I agree with you quite alright, but where I’m getting it confused is to the part you said long term investment is about portfolio growth because there’s a possibility that an investor can grow his portfolio within a period of one year or less, should that be the case then it still might be putting the person in the level of long term investor and this might go a long way to misleading newbies only to grow their portfolio within a short time and they might feel fulfilled that they’ve invested in long term and might want to sell off having noticed a little profit in their portfolio.
We can never call a person a long-term investor by looking at his portfolio. There are many people who own a lot of money who can buy 5-6 bitcoins in a day if they want. If they buy so many bitcoins in one day and sell them the next day after seeing some profit, then we can never call them long-term investors. Long-term investment is an investment period of 5 to 10 years.
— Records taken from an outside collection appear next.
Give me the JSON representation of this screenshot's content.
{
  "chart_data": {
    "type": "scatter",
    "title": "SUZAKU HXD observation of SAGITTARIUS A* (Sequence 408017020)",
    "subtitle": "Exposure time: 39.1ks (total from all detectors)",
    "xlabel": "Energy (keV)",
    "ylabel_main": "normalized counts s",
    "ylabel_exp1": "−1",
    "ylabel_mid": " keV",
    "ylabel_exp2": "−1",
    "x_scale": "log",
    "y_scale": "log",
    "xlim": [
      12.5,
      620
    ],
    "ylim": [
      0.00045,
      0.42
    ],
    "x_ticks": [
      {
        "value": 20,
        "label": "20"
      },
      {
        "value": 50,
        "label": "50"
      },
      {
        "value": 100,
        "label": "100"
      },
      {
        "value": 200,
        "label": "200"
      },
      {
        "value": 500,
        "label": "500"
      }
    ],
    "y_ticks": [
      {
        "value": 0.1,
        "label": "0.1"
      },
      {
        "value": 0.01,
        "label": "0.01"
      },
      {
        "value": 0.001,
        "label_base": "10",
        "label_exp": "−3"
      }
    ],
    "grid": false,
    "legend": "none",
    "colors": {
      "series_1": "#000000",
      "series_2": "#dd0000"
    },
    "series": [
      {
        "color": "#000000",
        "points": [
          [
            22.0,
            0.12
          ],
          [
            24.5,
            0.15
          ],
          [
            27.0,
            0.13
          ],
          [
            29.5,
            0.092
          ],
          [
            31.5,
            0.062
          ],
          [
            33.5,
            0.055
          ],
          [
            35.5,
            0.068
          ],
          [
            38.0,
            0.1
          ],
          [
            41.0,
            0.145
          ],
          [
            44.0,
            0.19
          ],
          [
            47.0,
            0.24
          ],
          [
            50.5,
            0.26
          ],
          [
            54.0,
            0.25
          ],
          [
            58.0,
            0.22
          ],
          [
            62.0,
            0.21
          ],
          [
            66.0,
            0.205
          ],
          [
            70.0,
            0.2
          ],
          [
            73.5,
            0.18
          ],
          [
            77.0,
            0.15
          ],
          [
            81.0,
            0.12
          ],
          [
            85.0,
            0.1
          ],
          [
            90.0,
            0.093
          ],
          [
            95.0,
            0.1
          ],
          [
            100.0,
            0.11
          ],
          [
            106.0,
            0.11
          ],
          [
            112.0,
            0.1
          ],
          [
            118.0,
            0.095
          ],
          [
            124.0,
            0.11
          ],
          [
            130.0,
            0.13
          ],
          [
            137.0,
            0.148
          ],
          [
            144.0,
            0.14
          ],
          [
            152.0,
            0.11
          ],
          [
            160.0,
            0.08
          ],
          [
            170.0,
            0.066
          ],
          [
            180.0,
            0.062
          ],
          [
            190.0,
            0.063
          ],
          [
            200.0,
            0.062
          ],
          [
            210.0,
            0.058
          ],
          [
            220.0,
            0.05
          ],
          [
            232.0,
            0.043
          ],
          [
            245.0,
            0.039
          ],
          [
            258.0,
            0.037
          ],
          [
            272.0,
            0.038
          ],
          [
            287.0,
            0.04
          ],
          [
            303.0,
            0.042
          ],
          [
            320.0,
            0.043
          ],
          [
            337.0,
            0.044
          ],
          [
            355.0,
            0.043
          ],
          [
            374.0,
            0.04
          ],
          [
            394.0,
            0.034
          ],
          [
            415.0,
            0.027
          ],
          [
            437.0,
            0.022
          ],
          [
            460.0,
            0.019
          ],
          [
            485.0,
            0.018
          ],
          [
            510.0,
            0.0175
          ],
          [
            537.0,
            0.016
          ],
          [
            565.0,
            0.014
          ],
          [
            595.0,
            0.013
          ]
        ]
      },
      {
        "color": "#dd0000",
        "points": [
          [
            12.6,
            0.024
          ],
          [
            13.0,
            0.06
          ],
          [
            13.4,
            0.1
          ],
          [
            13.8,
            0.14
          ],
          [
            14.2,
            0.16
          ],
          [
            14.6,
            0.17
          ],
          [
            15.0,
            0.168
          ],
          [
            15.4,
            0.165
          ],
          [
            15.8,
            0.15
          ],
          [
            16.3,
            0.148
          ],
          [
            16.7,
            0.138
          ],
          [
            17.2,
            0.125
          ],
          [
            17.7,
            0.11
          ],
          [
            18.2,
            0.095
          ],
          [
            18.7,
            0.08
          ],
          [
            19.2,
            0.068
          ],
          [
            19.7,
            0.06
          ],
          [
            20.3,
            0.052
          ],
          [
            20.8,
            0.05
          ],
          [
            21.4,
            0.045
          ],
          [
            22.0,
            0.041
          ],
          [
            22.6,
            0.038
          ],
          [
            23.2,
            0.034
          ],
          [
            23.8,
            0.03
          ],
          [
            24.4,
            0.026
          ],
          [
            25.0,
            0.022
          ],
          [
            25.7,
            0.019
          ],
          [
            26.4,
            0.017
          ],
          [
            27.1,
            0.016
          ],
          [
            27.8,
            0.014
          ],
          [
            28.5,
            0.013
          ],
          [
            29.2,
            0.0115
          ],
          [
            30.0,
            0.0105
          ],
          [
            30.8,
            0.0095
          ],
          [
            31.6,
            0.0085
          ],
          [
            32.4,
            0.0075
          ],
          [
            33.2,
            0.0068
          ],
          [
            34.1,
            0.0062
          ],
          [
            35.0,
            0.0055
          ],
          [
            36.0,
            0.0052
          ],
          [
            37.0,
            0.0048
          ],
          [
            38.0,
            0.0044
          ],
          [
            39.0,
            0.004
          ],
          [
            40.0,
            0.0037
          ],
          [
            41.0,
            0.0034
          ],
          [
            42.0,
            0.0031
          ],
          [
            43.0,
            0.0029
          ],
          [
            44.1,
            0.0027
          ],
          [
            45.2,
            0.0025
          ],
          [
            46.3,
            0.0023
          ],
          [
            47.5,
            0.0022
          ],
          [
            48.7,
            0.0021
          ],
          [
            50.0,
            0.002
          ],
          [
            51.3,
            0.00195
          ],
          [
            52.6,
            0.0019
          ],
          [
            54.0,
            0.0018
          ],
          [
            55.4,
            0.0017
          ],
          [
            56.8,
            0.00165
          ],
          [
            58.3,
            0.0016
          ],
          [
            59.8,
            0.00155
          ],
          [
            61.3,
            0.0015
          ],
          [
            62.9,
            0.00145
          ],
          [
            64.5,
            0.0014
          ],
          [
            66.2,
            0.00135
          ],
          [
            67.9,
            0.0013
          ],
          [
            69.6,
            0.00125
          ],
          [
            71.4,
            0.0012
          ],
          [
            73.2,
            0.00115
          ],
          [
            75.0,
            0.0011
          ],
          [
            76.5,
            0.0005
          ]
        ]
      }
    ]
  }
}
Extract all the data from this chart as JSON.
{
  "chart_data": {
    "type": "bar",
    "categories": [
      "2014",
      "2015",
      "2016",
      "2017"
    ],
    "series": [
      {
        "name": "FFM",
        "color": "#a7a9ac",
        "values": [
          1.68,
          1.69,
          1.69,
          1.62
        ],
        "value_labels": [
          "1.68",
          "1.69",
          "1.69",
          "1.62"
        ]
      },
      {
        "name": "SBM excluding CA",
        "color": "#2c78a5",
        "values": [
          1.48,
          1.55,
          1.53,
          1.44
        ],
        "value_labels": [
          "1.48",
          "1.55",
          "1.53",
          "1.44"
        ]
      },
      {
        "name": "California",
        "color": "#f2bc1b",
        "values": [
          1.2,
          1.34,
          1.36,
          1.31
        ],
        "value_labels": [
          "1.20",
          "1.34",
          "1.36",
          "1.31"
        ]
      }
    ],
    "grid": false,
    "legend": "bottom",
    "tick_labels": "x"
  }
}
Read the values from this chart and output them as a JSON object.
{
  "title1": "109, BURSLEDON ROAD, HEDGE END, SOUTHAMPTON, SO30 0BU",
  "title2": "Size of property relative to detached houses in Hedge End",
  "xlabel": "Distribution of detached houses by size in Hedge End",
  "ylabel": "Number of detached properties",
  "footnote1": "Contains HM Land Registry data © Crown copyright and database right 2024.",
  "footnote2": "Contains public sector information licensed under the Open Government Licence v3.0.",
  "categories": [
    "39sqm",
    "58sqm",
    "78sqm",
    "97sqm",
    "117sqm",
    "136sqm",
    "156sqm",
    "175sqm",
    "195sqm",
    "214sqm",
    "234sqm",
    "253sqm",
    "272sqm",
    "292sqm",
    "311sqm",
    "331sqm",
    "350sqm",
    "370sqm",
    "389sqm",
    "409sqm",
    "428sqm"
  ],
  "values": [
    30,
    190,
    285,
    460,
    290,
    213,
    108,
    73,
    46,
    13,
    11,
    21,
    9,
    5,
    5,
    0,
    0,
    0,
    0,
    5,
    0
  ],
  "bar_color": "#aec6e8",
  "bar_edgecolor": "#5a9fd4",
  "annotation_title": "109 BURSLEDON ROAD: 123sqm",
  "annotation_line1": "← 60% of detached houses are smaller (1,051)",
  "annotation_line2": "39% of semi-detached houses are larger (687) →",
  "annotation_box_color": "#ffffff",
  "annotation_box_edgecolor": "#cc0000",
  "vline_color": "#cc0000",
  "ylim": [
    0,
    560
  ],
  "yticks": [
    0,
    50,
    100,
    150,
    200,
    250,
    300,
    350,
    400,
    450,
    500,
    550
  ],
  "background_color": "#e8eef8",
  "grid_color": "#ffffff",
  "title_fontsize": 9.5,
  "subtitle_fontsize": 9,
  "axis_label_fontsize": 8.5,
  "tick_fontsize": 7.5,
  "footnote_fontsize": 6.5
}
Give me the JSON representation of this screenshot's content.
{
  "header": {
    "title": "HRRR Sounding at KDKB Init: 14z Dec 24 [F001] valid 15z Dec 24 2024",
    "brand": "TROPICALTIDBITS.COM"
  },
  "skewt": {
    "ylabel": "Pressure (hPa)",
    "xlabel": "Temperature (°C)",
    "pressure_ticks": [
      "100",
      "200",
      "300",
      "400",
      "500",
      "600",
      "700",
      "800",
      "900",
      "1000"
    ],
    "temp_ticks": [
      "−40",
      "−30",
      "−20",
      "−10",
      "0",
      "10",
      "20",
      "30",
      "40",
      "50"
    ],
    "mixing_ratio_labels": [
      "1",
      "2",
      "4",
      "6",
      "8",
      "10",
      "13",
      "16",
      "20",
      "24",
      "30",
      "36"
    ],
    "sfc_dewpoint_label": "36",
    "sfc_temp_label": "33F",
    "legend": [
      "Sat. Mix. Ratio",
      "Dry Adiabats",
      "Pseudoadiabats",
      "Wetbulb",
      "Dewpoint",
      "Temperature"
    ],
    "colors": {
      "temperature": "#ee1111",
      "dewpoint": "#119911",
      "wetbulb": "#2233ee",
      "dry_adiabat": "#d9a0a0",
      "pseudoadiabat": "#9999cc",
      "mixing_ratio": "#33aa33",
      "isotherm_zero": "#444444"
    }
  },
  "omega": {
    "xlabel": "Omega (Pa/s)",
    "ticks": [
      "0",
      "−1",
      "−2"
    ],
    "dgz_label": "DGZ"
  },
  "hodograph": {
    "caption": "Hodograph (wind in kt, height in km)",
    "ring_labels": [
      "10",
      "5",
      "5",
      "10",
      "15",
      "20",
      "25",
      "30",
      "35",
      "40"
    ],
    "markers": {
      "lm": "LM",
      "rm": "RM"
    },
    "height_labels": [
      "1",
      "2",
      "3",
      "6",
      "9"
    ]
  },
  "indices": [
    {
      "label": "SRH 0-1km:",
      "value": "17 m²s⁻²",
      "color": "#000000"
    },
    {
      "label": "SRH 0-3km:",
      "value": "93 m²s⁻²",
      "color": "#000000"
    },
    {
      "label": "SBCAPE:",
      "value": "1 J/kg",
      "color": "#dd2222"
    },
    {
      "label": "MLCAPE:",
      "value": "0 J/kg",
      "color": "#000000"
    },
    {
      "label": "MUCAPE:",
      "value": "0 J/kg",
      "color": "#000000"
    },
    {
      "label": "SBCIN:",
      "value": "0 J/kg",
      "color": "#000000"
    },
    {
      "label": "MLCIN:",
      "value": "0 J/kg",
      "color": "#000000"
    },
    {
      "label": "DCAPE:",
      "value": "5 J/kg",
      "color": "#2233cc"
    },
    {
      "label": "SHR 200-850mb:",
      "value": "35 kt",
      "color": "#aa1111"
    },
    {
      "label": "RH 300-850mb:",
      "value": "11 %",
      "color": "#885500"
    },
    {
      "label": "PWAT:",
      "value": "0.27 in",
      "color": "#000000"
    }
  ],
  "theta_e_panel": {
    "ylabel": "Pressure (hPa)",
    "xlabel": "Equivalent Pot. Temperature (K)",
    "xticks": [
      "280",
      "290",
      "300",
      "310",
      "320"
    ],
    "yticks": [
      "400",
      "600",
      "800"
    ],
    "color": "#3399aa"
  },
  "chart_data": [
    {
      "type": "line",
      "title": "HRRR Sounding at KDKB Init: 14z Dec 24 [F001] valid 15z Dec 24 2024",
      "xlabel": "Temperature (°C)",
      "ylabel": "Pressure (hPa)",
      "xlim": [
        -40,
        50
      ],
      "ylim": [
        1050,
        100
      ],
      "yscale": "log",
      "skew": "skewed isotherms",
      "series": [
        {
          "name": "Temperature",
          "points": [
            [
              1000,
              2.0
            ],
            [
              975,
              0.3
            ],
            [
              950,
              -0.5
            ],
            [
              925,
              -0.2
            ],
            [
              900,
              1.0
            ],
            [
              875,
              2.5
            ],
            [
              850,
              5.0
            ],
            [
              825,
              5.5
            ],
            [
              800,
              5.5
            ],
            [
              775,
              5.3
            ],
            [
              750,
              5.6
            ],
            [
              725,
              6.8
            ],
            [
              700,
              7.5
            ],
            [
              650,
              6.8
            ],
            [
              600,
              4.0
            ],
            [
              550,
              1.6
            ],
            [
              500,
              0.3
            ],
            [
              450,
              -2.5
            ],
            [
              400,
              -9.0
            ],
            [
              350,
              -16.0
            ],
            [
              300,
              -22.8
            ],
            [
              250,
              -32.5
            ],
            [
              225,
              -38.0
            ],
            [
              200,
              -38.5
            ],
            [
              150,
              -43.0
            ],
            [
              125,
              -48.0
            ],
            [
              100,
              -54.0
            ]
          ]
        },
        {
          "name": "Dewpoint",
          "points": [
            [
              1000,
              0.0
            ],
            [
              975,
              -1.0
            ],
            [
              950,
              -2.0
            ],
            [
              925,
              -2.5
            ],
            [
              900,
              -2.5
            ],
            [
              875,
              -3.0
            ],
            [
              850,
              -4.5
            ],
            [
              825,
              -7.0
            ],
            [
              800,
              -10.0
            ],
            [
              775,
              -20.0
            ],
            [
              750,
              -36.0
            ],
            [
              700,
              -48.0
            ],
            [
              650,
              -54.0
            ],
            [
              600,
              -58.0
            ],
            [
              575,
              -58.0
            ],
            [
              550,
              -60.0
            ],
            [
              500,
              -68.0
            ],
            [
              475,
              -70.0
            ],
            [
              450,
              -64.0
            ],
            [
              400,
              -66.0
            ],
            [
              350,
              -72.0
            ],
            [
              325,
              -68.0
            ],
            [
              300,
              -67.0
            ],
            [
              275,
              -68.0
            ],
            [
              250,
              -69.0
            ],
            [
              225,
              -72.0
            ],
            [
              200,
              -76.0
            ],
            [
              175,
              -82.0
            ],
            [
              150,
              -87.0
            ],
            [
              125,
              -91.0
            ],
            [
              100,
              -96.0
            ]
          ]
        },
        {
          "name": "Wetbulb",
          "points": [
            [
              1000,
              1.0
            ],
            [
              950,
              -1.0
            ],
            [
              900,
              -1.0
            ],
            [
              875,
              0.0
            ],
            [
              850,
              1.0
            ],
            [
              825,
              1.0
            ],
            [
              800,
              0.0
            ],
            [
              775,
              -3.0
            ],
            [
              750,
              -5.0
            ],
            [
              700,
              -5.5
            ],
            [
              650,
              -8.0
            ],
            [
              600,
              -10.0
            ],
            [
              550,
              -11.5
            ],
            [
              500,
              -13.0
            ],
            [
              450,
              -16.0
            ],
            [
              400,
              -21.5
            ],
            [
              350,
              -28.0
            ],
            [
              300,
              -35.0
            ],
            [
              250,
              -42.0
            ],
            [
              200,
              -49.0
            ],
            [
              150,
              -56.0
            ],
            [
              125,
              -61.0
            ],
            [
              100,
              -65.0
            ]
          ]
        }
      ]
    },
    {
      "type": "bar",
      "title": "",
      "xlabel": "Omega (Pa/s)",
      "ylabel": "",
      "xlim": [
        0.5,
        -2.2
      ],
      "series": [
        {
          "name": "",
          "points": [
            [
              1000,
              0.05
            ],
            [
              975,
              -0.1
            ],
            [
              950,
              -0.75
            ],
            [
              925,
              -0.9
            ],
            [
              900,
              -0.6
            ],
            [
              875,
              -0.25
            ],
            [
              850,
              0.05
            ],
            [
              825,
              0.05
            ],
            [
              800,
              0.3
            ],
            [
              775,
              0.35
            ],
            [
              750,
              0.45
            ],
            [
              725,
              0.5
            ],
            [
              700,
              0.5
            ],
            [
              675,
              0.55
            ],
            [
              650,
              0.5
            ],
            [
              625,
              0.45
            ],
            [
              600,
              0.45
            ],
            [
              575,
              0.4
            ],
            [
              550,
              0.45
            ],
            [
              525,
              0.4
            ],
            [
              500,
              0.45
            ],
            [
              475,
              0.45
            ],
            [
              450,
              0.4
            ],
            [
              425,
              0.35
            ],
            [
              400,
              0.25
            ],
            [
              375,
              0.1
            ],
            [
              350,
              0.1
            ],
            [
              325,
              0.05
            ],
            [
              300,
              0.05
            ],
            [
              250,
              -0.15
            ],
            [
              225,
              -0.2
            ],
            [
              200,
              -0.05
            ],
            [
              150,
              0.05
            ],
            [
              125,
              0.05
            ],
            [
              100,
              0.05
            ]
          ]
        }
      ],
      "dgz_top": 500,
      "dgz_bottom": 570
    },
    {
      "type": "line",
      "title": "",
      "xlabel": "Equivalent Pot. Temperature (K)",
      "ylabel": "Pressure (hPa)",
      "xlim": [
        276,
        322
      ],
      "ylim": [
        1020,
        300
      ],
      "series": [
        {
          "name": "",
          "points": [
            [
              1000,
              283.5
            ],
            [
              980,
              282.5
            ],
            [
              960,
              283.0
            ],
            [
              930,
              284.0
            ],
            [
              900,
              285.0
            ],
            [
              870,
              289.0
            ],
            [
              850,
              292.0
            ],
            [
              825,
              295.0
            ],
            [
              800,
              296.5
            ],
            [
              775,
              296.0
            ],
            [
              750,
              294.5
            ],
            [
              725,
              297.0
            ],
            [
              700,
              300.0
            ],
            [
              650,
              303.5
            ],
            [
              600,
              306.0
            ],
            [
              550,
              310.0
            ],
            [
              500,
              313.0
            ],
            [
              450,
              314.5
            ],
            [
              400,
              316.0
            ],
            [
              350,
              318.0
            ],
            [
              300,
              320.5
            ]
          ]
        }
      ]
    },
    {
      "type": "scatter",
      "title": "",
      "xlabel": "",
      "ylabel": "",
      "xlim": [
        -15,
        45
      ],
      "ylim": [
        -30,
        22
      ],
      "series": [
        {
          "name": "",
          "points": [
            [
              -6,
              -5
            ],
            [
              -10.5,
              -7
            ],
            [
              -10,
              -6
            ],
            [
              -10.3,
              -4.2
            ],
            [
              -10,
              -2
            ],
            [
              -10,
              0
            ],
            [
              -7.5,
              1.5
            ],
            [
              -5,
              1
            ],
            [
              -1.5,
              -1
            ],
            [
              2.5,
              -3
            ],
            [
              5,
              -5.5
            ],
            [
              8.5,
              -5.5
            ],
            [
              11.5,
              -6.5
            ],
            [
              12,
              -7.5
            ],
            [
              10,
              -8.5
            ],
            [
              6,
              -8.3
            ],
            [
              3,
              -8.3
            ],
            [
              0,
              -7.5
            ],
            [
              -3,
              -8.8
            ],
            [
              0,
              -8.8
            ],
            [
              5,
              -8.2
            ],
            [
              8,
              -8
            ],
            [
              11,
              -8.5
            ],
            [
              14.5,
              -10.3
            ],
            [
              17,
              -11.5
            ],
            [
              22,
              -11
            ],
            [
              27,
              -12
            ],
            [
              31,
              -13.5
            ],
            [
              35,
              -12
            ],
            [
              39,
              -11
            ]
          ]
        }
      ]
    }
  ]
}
Yes, I agree to all that you said here because long term investor boils down to timeframe not by your stash of Bitcoin. Anyone that bought a huge stash of Bitcoin and sold it off within the timeframe of 10 years below, is more of a trader, trading his Bitcoin for minimal gains because a real long term investor will first of all not even contemplate selling his holdings no matter how huge it is, if he is still in his accumulation journey and if he has not gotten to that over accumulation status yet. This is the only scenario that will compel a real Bitcoin investor to sell his holdings, not because he feels like his stash of Bitcoin is already to big, so he may decide to sell it off, that's a trader, trading his Bitcoin for minimal gains, not an investor.